LENTIL SALAD WITH ROASTED VEGETABLES RECIPE
5/5
This lentil salad with roasted vegetables is a healthy and delicious dish that combines the goodness of lentils and a variety of flavorful roasted vegetables. The combination of protein-rich lentils and nutrient-packed vegetables makes it a nutritious meal option. The roasted vegetables add a deliciously smoky and caramelized flavor, while the dressing brings a tangy and refreshing touch to the salad. Whether you’re looking for a light lunch or a flavorful side dish, this lentil salad with roasted vegetables is a perfect choice.
INGREDIENTS
- 1 cup lentils (cooked and cooled)
- 2 cups mixed vegetables (such as bell peppers, zucchini, eggplant, and cherry tomatoes)
- 1 tablespoon olive oil
- Salt and pepper to taste
- 2 tablespoons lemon juice
- 1 tablespoon chopped fresh herbs (such as parsley or cilantro)
- 2 tablespoons crumbled feta cheese (optional)
INSTRUCTIONS
- Preheat your oven to 400°F (200°C).
- Toss the mixed vegetables with olive oil, salt, and pepper. Spread them out on a baking sheet.

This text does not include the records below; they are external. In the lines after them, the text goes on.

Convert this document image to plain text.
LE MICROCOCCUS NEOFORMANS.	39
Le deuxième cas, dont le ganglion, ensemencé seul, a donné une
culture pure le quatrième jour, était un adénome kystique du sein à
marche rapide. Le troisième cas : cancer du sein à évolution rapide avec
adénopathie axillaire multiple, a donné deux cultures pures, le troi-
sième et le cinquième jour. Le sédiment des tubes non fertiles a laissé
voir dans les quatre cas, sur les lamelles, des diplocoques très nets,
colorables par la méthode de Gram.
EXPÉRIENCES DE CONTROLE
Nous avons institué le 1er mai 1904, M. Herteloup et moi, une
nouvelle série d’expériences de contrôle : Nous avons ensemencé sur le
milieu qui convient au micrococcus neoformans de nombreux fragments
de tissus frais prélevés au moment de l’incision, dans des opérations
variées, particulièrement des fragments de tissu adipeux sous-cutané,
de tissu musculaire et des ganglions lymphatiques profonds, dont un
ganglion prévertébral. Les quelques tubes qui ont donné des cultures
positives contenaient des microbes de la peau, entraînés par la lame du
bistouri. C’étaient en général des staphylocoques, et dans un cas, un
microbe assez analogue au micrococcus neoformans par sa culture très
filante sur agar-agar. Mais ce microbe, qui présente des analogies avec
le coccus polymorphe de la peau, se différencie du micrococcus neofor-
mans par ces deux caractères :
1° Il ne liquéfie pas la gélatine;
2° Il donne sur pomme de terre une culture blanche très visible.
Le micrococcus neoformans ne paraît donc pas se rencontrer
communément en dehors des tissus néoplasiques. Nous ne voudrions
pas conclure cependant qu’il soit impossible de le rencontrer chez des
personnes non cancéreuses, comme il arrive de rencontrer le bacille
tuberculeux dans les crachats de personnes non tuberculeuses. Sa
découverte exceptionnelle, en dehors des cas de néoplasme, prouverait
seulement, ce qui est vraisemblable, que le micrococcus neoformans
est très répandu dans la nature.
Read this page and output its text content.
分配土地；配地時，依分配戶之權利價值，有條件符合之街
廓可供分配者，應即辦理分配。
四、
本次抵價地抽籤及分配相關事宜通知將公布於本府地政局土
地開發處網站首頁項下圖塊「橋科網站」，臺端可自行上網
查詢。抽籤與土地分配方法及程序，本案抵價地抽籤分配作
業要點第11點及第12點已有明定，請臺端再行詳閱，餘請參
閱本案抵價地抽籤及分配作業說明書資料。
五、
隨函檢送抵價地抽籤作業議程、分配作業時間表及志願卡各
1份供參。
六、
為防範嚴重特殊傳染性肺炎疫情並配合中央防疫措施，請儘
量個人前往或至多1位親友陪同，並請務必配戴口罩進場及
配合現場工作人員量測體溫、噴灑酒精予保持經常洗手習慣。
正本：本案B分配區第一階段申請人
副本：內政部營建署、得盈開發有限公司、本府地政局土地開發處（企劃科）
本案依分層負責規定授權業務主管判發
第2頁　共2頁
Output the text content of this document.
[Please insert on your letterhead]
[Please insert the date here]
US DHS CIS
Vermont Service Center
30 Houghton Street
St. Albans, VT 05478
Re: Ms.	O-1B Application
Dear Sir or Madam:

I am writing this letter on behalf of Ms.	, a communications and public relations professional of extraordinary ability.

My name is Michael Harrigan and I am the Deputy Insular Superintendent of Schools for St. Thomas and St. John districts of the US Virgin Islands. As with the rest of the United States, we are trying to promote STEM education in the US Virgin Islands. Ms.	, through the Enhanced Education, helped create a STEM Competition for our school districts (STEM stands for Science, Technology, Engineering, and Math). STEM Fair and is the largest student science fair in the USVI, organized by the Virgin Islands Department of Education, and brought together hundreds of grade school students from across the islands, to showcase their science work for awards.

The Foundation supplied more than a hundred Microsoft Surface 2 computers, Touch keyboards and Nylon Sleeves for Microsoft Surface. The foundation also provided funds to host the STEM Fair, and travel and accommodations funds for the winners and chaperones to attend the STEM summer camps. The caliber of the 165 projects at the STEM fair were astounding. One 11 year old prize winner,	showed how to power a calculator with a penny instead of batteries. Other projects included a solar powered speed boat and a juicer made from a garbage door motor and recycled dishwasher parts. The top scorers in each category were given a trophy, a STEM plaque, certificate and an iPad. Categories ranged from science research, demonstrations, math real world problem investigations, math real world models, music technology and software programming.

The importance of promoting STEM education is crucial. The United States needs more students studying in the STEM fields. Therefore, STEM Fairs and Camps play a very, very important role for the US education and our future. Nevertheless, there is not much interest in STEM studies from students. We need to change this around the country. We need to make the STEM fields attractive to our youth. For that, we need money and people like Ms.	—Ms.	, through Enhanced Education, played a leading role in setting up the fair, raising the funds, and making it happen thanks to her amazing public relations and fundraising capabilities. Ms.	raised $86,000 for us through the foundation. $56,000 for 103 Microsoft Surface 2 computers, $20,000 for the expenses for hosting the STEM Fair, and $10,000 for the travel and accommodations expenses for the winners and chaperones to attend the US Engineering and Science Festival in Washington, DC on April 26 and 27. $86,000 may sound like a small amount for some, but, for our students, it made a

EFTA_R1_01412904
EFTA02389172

- Roast the vegetables in the preheated oven for about 20-25 minutes until they are tender and lightly browned. Let them cool slightly.
- In a large bowl, combine the cooked lentils and roasted vegetables.
- Drizzle the lemon juice over the salad and add the chopped fresh herbs. Toss gently to combine.
- If desired, sprinkle the crumbled feta cheese over the salad for added flavor.
- Serve the lentil salad with roasted vegetables as a side dish or a light meal.
WEIGHT LOSS TIPS
- Opt for smaller portion sizes to control calorie intake.
- Choose roasted vegetables instead of fried for a healthier cooking method.
- Use lemon juice and fresh herbs for flavor instead of calorie-dense dressings.
- Include this salad as part of a balanced and varied diet, focusing on whole foods and portion control.
- Incorporate regular physical activity into your routine to support weight loss efforts.
NUTRITION VALUE
- Lentils are a great source of protein, fiber, and various minerals.
- Mixed vegetables provide essential vitamins, minerals, and antioxidants.
- Olive oil provides healthy fats and adds flavor to the dish.
- Feta cheese (optional) adds some calcium and additional flavor.